Orphan-drug designation will be granted by the FDA Office of Orphan Drug Products Development to novel drugs or biologics that may treat a condition affecting less than 200,000 persons in the US or occurs in more than 200,000 persons and for which there is no reasonable expectation that the cost of development and distribution of the drug will be recovered. ALS is a progressive, neurodegenerative disease that afflicts 20,000 to 30,000 people in the US.
The designation offers a number of potential incentives, which may include a seven-year period of US marketing exclusivity from the date of marketing authorization, funding for clinical studies, study design assistance, waiver of FDA user fees, and tax credits for clinical research.
Cytokinetics has plans to commence a Phase II Evidence of Effect clinical trial for CK-2017357 in ALS patients in the first half of 2010.
Andrew Wolff, senior vice president and chief medical officer of Cytokinetics, said: “We are pleased that the FDA has granted orphan drug status to CK-2017357 for the potential treatment of ALS. This designation indicates their recognition that this novel drug candidate may address significant unmet medical needs in patients suffering from this grievous and uniformly fatal disease.
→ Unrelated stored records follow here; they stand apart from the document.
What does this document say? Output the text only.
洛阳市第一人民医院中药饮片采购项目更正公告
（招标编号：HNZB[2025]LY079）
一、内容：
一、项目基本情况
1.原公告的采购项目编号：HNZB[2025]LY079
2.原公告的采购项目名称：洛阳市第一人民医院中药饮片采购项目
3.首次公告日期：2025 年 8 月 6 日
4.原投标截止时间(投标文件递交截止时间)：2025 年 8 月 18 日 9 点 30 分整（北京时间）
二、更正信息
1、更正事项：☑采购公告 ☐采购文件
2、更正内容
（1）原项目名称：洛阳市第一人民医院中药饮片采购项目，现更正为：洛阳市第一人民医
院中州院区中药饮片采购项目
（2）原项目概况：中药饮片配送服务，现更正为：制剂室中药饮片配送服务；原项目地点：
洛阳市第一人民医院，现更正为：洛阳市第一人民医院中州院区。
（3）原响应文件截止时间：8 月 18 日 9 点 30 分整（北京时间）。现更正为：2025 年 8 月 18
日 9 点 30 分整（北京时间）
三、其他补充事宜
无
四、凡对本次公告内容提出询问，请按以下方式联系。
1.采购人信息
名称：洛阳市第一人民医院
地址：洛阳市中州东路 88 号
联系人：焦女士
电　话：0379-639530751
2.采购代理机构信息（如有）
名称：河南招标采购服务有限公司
“With the planned initiation of our Phase II Evidence of Effect trial in patients with ALS, we look forward to continuing to work closely with regulators, as well as with our clinical investigators and key opinion leaders in the field of ALS, to advance this promising drug candidate through clinical development.”
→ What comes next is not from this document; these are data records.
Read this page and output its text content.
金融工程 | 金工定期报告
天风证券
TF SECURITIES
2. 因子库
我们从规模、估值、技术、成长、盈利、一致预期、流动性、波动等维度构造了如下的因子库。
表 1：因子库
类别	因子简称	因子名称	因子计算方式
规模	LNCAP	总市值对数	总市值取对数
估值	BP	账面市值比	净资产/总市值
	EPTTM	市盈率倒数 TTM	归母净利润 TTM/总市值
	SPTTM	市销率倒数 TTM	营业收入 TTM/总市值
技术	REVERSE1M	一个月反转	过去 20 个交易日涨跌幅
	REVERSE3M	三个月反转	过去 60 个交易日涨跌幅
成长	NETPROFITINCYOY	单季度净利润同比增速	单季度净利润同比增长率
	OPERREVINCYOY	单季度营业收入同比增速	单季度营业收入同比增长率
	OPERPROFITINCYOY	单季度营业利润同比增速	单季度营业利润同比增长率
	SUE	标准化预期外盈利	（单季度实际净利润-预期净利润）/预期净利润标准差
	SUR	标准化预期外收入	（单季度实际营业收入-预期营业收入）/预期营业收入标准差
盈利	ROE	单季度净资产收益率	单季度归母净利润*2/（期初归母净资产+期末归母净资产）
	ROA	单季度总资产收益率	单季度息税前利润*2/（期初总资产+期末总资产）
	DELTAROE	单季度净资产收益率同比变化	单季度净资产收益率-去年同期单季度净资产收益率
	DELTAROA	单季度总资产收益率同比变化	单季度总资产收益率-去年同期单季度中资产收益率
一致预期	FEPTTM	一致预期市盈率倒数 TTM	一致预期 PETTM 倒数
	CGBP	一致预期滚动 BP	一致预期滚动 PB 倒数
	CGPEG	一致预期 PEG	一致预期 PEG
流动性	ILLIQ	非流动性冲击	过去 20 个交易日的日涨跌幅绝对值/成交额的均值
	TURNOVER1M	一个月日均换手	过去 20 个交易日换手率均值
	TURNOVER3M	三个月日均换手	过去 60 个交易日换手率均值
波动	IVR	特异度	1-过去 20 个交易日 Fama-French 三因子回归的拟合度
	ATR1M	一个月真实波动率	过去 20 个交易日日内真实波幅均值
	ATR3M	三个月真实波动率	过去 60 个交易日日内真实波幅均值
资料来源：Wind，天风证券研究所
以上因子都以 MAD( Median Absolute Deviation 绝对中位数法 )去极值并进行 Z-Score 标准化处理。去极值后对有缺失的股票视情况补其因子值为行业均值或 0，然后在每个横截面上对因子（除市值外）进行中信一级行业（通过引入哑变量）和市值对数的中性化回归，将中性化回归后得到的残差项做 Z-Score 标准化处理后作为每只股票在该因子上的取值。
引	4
Cytokinetics recently revealed the data from two Phase I clinical trials evaluating CK-2017357. The first trial is a two-part, single-dose, Phase I clinical trial of CK-2017357. Part A of this trial is designed to evaluate the safety, tolerability and pharmacokinetic profile of increasing single doses of this drug candidate in healthy volunteers and to determine its maximum-tolerated dose and plasma concentration.
Till date, single doses up to 2000mg have been administered without intolerable adverse events being observed. Part B of this trial was designed to assess the pharmacodynamic effects of CK-2017357 on skeletal muscle function after single oral doses of 250, 500 and 1000 mg, and to assess the relationship of the effects observed to the associated plasma concentrations of CK-2017357, also in healthy volunteers.
In Part B, CK-2017357 produced concentration-dependent, statistically significant increases versus placebo in the force developed by the tibialis anterior, the muscle evaluated in Part B of this trial. CK-2017357 was well-tolerated and no serious adverse events were reported.
The second trial was a multiple-dose, Phase I clinical trial of CK-2017357 designed to investigate the safety, tolerability and pharmacokinetic profile of CK-2017357 after multiple oral doses to steady state in healthy male volunteers. The trial assessed doses that produced plasma concentrations in the range associated with pharmacodynamic activity in Part B of the single-dose Phase I study. At steady state, both the maximum plasma concentration and the area under the CK-2017357 plasma concentration versus time curve from before dosing until 24 hours after dosing were generally dose-proportional.
In general, systemic exposure to CK-2017357 in this trial was high and inter-subject variability was low. In addition, these multiple-dose regimens of CK-2017357 were well-tolerated, and no serious adverse events were reported. The company believes that these results, in combination with the single-dose Phase I clinical trial data, support movement into planned Phase II Evidence of Effect clinical trials in patients with neuromuscular diseases and other conditions that may limit mobility, specifically amyotrophic lateral sclerosis (ALS) and claudication.
CK-2017357 selectively activates the fast skeletal troponin complex by increasing its sensitivity to calcium, leading to an increase in skeletal muscle force. This mechanism of action has demonstrated encouraging pharmacological activity in preclinical models that may relate to the potential treatment of diseases associated with aging, muscle wasting or neuromuscular dysfunction.
Skeletal muscle contractility is driven by the sarcomere, the fundamental unit of skeletal muscle contraction. It is a highly ordered cytoskeletal structure composed of skeletal muscle myosin, the cytoskeletal motor that is directly responsible for converting chemical energy into mechanical force, actin, and a set of regulatory proteins, troponins and tropomyosin, which make the actin-myosin interaction dependent on changes in intracellular calcium levels.
Cytokinetics’ skeletal muscle contractility program is focused to the discovery and development of small molecule skeletal sarcomere activators.